Silver lost 27 cents last week to finish at $15.54 (updated Silver charts Monday). Copper fell 3 pennies to $2.32. Crude Oil held critical support and added $1.66 a barrel to close at $46.39 while the U.S. Dollar Index eased off slightly to 96.92.
The “Big Picture” View Of Gold
As Frank Holmes so effectively illustrates at www.usfunds.com, the long-term bull market in Gold has been driven by both the Fear Trade and the Love Trade. The transfer of wealth from west to east, and the accumulation of wealth particularly in China and India, has had a huge impact on bullion and will continue to support prices.

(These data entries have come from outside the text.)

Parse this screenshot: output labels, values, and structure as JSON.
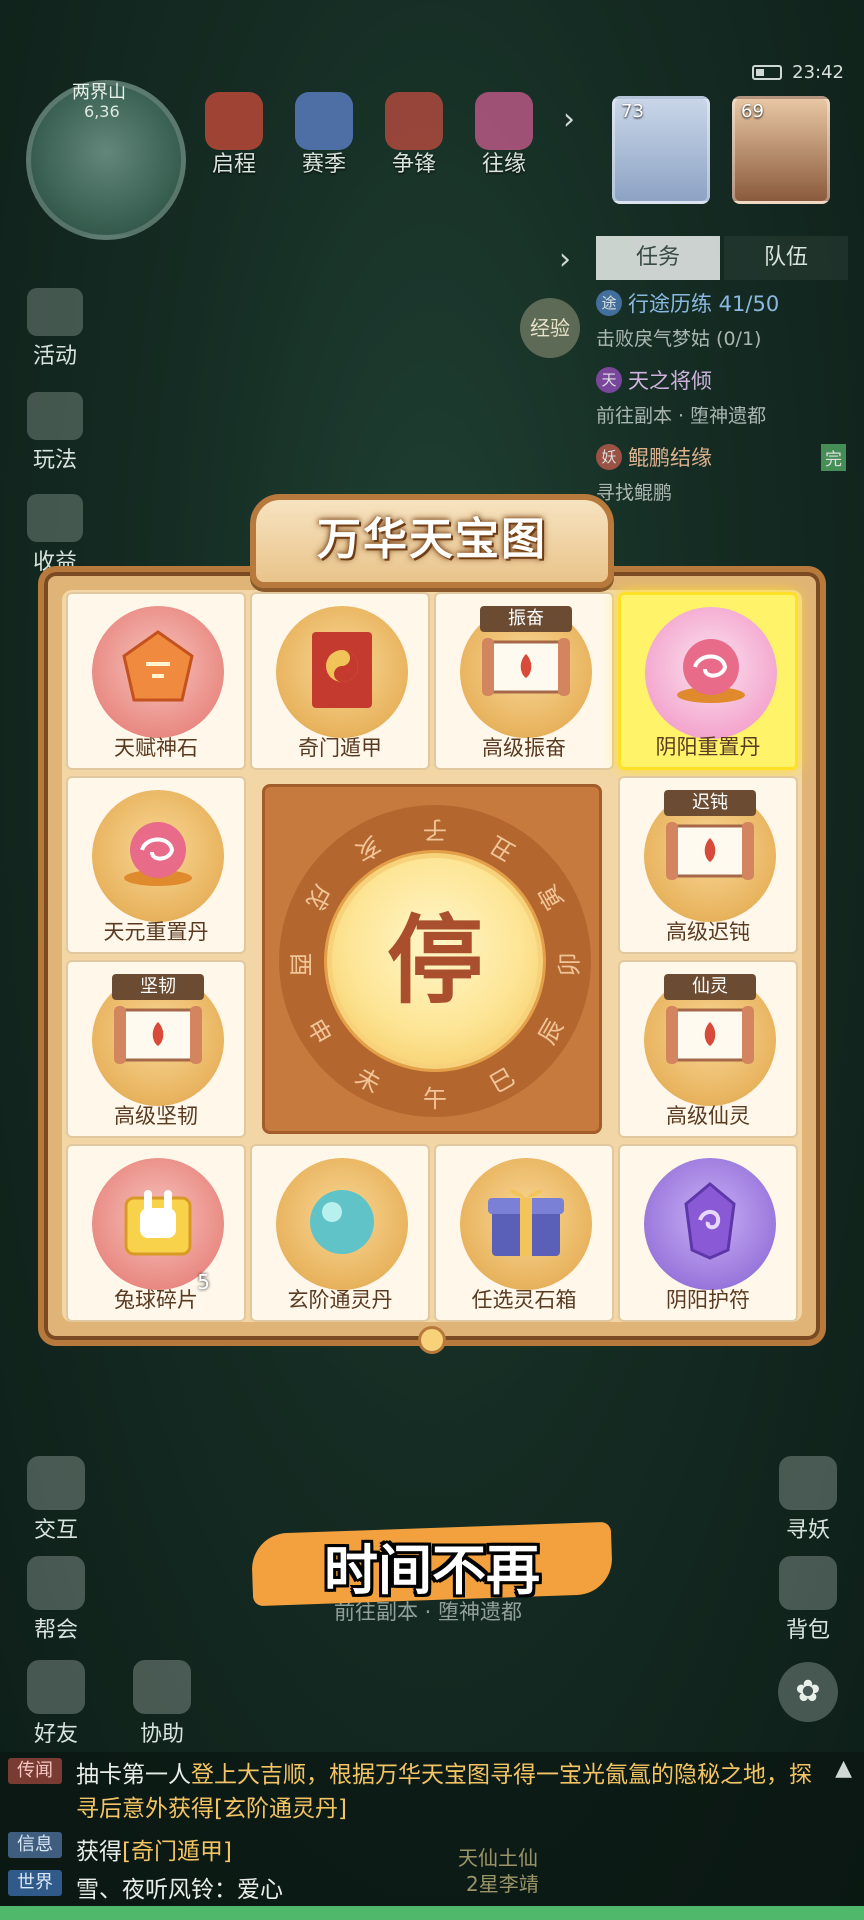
{
  "status": {
    "time": "23:42"
  },
  "minimap": {
    "name": "两界山",
    "coord": "6,36"
  },
  "top_icons": [
    {
      "label": "启程",
      "icon": "scroll-icon"
    },
    {
      "label": "赛季",
      "icon": "season-icon"
    },
    {
      "label": "争锋",
      "icon": "banner-icon"
    },
    {
      "label": "往缘",
      "icon": "fate-icon"
    }
  ],
  "party": [
    {
      "level": "73"
    },
    {
      "level": "69"
    }
  ],
  "tabs": {
    "task": "任务",
    "team": "队伍"
  },
  "left_side": [
    "活动",
    "玩法",
    "收益"
  ],
  "exp_label": "经验",
  "quests": [
    {
      "badge": "途",
      "title": "行途历练 41/50",
      "sub": "击败戾气梦姑 (0/1)"
    },
    {
      "badge": "天",
      "title": "天之将倾",
      "sub": "前往副本 · 堕神遗都"
    },
    {
      "badge": "妖",
      "title": "鲲鹏结缘",
      "sub": "寻找鲲鹏",
      "done": "完"
    }
  ],
  "board": {
    "title": "万华天宝图",
    "center": "停",
    "zodiac": [
      "子",
      "丑",
      "寅",
      "卯",
      "辰",
      "巳",
      "午",
      "未",
      "申",
      "酉",
      "戌",
      "亥"
    ],
    "items": [
      {
        "name": "天赋神石",
        "icon": "talent-stone-icon",
        "style": "pink"
      },
      {
        "name": "奇门遁甲",
        "icon": "book-icon",
        "style": "gold"
      },
      {
        "name": "高级振奋",
        "icon": "scroll-icon",
        "style": "gold",
        "tag": "振奋"
      },
      {
        "name": "阴阳重置丹",
        "icon": "pearl-icon",
        "style": "light",
        "selected": true
      },
      {
        "name": "天元重置丹",
        "icon": "pearl-icon",
        "style": "gold"
      },
      {
        "name": "高级迟钝",
        "icon": "scroll-icon",
        "style": "gold",
        "tag": "迟钝"
      },
      {
        "name": "高级坚韧",
        "icon": "scroll-icon",
        "style": "gold",
        "tag": "坚韧"
      },
      {
        "name": "高级仙灵",
        "icon": "scroll-icon",
        "style": "gold",
        "tag": "仙灵"
      },
      {
        "name": "兔球碎片",
        "icon": "rabbit-puzzle-icon",
        "style": "pink",
        "count": "5"
      },
      {
        "name": "玄阶通灵丹",
        "icon": "jade-orb-icon",
        "style": "gold"
      },
      {
        "name": "任选灵石箱",
        "icon": "gift-box-icon",
        "style": "gold"
      },
      {
        "name": "阴阳护符",
        "icon": "amulet-icon",
        "style": "violet"
      }
    ]
  },
  "bottom_left": [
    "交互",
    "帮会",
    "好友",
    "协助"
  ],
  "bottom_right": [
    "寻妖",
    "背包"
  ],
  "caption": "时间不再",
  "nav_hint": "前往副本 · 堕神遗都",
  "chat": [
    {
      "tag": "传闻",
      "text": "抽卡第一人",
      "highlight": "登上大吉顺，根据万华天宝图寻得一宝光氤氲的隐秘之地，探寻后意外获得[玄阶通灵丹]"
    },
    {
      "tag": "信息",
      "text": "获得",
      "highlight": "[奇门遁甲]"
    },
    {
      "tag": "世界",
      "text": "雪、夜听风铃：爱心",
      "highlight": ""
    }
  ],
  "world_name": "天仙土仙",
  "world_sub": "2星李靖"
}
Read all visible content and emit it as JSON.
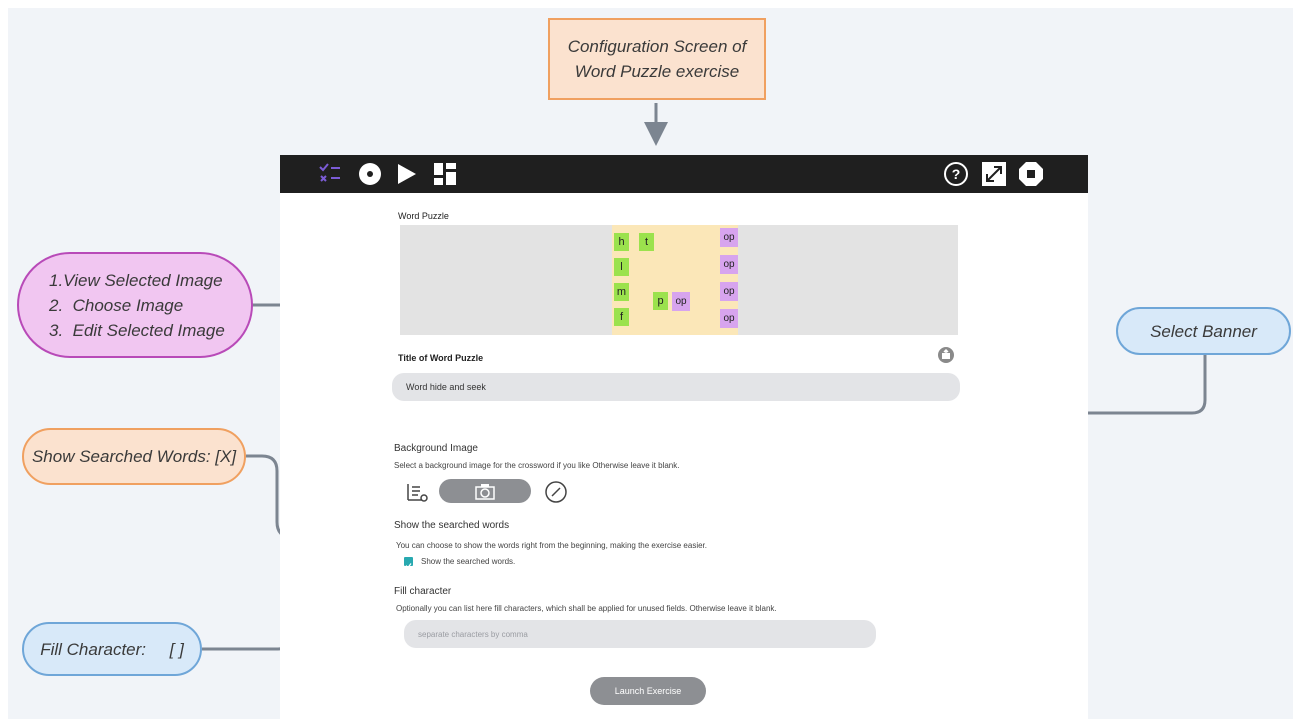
{
  "callouts": {
    "config_title": [
      "Configuration Screen of",
      "Word Puzzle exercise"
    ],
    "image_actions": [
      "1.View Selected Image",
      "2.  Choose Image",
      "3.  Edit Selected Image"
    ],
    "show_words": "Show Searched Words: [X]",
    "fill_char": "Fill Character:     [ ]",
    "select_banner": "Select Banner"
  },
  "toolbar": {
    "left_icons": [
      "checklist-icon",
      "disc-icon",
      "play-icon",
      "grid-icon"
    ],
    "right_icons": [
      "help-icon",
      "fullscreen-icon",
      "stop-icon"
    ]
  },
  "app": {
    "puzzle_label": "Word Puzzle",
    "puzzle_cells": [
      "h",
      "t",
      "l",
      "m",
      "f",
      "p",
      "op",
      "op",
      "op",
      "op",
      "op"
    ],
    "title_label": "Title of Word Puzzle",
    "title_value": "Word hide and seek",
    "background": {
      "heading": "Background Image",
      "description": "Select a background image for the crossword if you like Otherwise leave it blank."
    },
    "show_words": {
      "heading": "Show the searched words",
      "description": "You can choose to show the words right from the beginning, making the exercise easier.",
      "checkbox_label": "Show the searched words.",
      "checked": true
    },
    "fill": {
      "heading": "Fill character",
      "description": "Optionally you can list here fill characters, which shall be applied for unused fields. Otherwise leave it blank.",
      "placeholder": "separate characters by comma"
    },
    "launch_label": "Launch Exercise"
  },
  "colors": {
    "toolbar": "#1f1f1f",
    "callout_orange": "#fbe2cf",
    "callout_pink": "#f1c6f1",
    "callout_blue": "#d8e9f9",
    "arrow": "#7c8591",
    "cell_green": "#9be24d",
    "cell_purple": "#d7a4ee",
    "grid_bg": "#fbe7b8",
    "checkbox": "#28a9b0"
  }
}
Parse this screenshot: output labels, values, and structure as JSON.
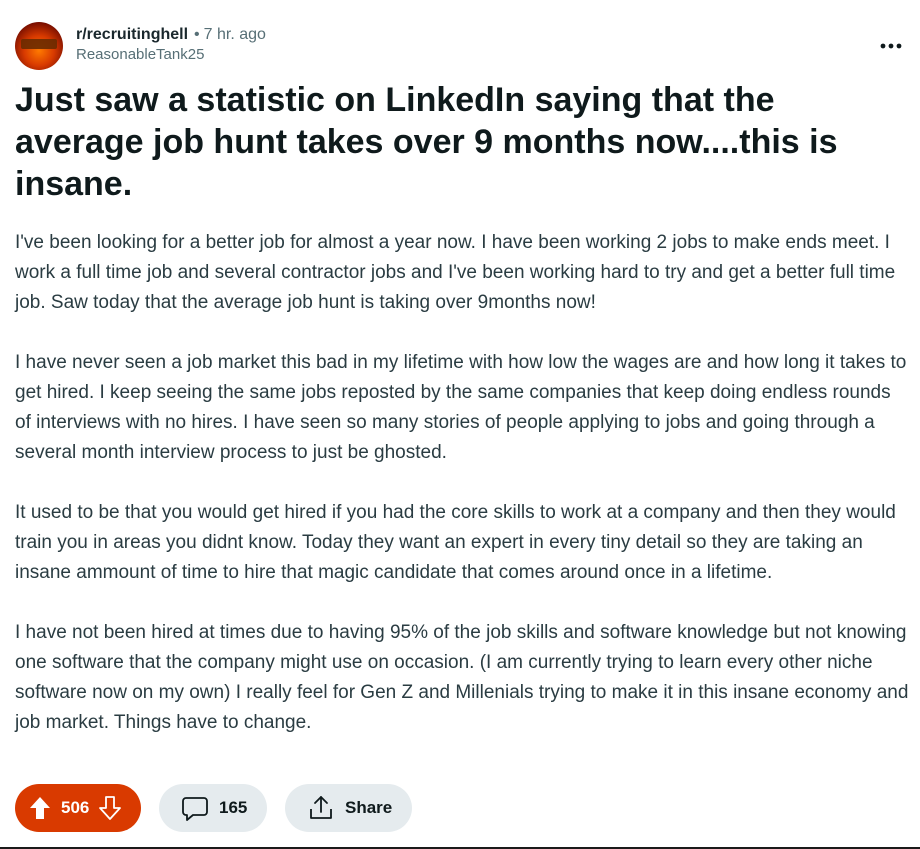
{
  "post": {
    "subreddit": "r/recruitinghell",
    "separator": "•",
    "time": "7 hr. ago",
    "author": "ReasonableTank25",
    "more_label": "•••",
    "title": "Just saw a statistic on LinkedIn saying that the average job hunt takes over 9 months now....this is insane.",
    "paragraphs": [
      "I've been looking for a better job for almost a year now. I have been working 2 jobs to make ends meet. I work a full time job and several contractor jobs and I've been working hard to try and get a better full time job. Saw today that the average job hunt is taking over 9months now!",
      "I have never seen a job market this bad in my lifetime with how low the wages are and how long it takes to get hired. I keep seeing the same jobs reposted by the same companies that keep doing endless rounds of interviews with no hires. I have seen so many stories of people applying to jobs and going through a several month interview process to just be ghosted.",
      "It used to be that you would get hired if you had the core skills to work at a company and then they would train you in areas you didnt know. Today they want an expert in every tiny detail so they are taking an insane ammount of time to hire that magic candidate that comes around once in a lifetime.",
      "I have not been hired at times due to having 95% of the job skills and software knowledge but not knowing one software that the company might use on occasion. (I am currently trying to learn every other niche software now on my own) I really feel for Gen Z and Millenials trying to make it in this insane economy and job market. Things have to change."
    ]
  },
  "actions": {
    "vote_count": "506",
    "comment_count": "165",
    "share_label": "Share"
  },
  "icons": {
    "more": "more-options-icon",
    "upvote": "upvote-arrow-icon",
    "downvote": "downvote-arrow-icon",
    "comment": "comment-bubble-icon",
    "share": "share-icon"
  },
  "colors": {
    "upvote_active_bg": "#d93a00",
    "pill_bg": "#e5ebee",
    "meta_text": "#576f76",
    "body_text": "#2a3c42"
  }
}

Despite Gold’s largest annual drop in 3 decades in 2013, and weakness this past summer, the fundamental long-term case for the metal remains solidly intact based on the following factors (not necessarily in order of importance):
- Growing geopolitical tensions, fueled in part by the ISIS and al Qaeda, and a highly dangerous and expansionist Russia under Vladimir Putin, have put world security in the most precarious state since World War II;
- Weak leadership in the United States and Europe is emboldening enemies of the West;
- Currency instability and an overall lack of confidence in fiat currencies;
- Historically low interest rates/highly accommodating central banks around the world;
- Continued solid accumulation of Gold by China which intends to back up its currency with bullion;
- Massive government debt from the United States to Europe – a “day of reckoning” will come;
- Continued net buying of Gold by central banks around the world;
- Mine closings, a sharp reduction in exploration and a lack of major new discoveries – these factors should contribute to a noticeable tightening of supply over the next couple of years.